Shortcuts to learning harmful in the long run

The process of thinking through and consolidating concepts is a crucial part of the learning process.

Ready-made cheat sheets allow students to bypass this ("Students get exam boost by buying cheat sheets"; Jan 22).

In the long run, this may do more harm than good, since the students may not have attained genuine mastery of the required skills and knowledge.

Furthermore, the use of cheat sheets prepared by others may also hamper the success of two initiatives recently announced by the Ministry of Education (MOE).

Last month, Acting Minister for Education (Schools) Ng Chee Meng challenged educators to give students the space to innovate and take risks ("Students 'need the space to innovate'"; Dec 30, 2015).

No matter how much effort educators put in, it may all go down the drain if students ultimately choose to rely on ready-made revision notes instead of doing their own thinking.

Separately, the MOE has also just reiterated the need to foster a love for learning ("More time and space for students' interests"; Jan 20).

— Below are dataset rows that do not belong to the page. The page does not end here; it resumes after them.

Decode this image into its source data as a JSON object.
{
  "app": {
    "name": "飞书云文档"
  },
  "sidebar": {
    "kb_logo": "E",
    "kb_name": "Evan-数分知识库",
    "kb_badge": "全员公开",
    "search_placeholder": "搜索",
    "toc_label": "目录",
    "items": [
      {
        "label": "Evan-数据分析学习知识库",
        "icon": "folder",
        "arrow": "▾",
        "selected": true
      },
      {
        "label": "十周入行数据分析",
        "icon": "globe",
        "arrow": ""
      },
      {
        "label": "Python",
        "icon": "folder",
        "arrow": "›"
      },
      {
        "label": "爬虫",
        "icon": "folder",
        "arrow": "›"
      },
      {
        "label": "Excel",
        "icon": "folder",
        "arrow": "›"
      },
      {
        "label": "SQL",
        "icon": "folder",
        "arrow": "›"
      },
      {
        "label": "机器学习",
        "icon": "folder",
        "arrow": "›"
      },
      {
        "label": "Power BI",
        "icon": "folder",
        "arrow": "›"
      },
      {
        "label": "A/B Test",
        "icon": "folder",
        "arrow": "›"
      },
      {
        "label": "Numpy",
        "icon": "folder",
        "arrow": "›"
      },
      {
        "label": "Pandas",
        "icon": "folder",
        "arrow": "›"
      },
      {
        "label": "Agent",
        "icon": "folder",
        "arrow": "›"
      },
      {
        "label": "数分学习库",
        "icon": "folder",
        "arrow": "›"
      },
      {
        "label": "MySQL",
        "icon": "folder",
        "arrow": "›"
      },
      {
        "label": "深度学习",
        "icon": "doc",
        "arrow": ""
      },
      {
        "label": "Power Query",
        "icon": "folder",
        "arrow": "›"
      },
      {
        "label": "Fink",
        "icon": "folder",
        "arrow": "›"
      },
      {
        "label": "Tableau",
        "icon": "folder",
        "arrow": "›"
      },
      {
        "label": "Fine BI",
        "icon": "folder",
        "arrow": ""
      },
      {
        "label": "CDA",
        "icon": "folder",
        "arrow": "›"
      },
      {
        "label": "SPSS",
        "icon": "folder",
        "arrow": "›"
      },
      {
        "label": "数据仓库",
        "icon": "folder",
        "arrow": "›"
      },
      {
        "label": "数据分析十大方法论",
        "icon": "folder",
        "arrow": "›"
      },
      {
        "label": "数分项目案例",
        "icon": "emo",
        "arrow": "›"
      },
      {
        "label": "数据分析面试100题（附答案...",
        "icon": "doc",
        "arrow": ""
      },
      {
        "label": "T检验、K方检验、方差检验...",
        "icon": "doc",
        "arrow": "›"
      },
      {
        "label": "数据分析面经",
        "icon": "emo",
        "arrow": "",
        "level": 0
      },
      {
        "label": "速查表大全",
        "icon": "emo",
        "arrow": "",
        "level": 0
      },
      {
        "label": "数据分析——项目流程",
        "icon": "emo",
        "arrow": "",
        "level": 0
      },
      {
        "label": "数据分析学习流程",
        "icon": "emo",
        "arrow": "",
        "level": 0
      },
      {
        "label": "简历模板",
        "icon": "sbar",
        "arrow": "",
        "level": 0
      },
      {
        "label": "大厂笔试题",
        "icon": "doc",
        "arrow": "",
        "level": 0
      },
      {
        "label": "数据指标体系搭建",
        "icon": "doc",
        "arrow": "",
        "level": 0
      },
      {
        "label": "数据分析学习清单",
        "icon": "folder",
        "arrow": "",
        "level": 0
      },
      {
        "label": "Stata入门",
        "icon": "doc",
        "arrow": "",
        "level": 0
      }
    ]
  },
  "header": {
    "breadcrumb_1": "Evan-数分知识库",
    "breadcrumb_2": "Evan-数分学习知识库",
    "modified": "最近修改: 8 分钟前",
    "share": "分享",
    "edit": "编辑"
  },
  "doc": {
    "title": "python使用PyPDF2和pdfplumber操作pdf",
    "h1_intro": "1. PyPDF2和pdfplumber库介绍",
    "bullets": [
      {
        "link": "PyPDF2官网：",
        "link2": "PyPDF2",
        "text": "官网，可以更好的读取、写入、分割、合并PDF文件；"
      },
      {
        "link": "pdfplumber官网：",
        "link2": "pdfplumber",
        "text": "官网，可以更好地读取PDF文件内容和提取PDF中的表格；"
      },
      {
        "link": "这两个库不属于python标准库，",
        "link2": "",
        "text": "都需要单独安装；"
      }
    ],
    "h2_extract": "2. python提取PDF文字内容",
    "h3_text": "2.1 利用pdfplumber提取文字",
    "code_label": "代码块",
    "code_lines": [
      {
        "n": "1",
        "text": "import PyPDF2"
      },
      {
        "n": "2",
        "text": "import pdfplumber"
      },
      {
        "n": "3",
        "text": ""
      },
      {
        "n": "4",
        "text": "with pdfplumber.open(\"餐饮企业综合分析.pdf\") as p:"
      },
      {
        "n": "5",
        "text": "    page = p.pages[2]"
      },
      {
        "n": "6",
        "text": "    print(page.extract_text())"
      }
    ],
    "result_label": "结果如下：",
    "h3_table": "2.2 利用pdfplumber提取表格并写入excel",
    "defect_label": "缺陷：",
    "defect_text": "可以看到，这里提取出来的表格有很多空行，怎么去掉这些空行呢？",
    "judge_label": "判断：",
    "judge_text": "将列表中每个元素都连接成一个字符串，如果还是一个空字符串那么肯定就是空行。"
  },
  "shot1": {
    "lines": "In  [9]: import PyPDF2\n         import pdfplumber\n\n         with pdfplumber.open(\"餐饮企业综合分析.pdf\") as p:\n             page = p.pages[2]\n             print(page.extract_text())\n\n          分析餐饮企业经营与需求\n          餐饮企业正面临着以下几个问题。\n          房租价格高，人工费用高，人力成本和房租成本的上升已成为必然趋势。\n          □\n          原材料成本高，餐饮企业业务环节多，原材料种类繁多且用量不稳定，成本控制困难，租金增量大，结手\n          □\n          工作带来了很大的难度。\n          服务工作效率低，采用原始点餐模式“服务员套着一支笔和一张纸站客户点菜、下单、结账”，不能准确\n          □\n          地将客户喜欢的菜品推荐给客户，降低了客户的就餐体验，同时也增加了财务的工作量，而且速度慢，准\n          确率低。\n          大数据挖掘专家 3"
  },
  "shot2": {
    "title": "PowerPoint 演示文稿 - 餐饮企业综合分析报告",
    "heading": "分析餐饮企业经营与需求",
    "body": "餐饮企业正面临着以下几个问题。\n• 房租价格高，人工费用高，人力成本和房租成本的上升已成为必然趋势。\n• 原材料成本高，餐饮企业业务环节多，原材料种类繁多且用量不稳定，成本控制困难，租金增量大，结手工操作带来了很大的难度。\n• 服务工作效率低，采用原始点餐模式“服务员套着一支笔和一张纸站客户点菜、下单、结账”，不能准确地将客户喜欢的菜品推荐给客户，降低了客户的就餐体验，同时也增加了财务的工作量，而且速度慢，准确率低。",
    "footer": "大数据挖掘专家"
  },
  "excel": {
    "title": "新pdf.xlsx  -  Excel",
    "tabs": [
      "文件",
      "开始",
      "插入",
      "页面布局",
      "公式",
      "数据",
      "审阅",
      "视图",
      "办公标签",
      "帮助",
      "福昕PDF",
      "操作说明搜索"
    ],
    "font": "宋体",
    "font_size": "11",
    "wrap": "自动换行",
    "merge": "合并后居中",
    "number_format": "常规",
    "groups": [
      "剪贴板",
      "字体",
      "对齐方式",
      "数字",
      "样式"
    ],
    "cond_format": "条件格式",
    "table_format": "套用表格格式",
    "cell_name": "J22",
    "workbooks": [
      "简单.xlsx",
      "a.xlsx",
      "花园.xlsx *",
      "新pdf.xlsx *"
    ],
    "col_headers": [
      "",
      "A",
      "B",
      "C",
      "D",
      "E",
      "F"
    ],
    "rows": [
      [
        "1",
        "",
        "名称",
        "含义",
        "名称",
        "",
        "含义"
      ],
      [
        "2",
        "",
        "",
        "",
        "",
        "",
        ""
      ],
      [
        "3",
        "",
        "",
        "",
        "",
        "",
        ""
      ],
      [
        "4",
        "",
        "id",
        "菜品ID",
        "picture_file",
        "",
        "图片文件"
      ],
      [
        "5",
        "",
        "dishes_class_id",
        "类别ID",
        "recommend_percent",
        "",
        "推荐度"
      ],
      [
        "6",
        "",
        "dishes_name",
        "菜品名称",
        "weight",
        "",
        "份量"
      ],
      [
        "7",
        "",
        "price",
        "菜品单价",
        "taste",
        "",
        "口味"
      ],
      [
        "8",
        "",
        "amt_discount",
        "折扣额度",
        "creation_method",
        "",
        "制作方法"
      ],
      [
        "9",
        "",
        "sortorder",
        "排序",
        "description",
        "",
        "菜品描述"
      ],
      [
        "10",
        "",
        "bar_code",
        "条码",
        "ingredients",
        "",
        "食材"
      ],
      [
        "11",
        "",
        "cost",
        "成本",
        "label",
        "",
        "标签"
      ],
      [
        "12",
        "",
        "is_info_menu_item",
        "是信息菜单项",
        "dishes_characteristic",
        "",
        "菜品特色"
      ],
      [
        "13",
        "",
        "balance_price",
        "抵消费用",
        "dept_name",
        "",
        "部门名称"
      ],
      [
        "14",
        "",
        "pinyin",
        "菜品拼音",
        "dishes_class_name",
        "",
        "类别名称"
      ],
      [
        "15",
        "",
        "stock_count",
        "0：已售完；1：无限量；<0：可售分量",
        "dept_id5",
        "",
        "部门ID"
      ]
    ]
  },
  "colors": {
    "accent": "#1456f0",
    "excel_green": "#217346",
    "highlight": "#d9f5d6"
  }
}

If such an integral part of the learning process is skipped, how can such a love ever be fostered?

I'm sure most students who use ready-made revision notes understand these concerns, and would much rather take charge of their own learning.

However, the very nature of the education system - fast pace of teaching due to a packed curriculum, and high frequency of summative tests - often prevents them from having time to do so.

The dilemma is thus: Take the "moral high ground" and fail, or take the shortcut and do well.

If we want to prevent our students from developing the "shortcut" mentality, we need to give them time to undergo the full learning process.

Alternatively, assessment formats may need to be changed, such that the usefulness of ready-made cheat sheets may be reduced.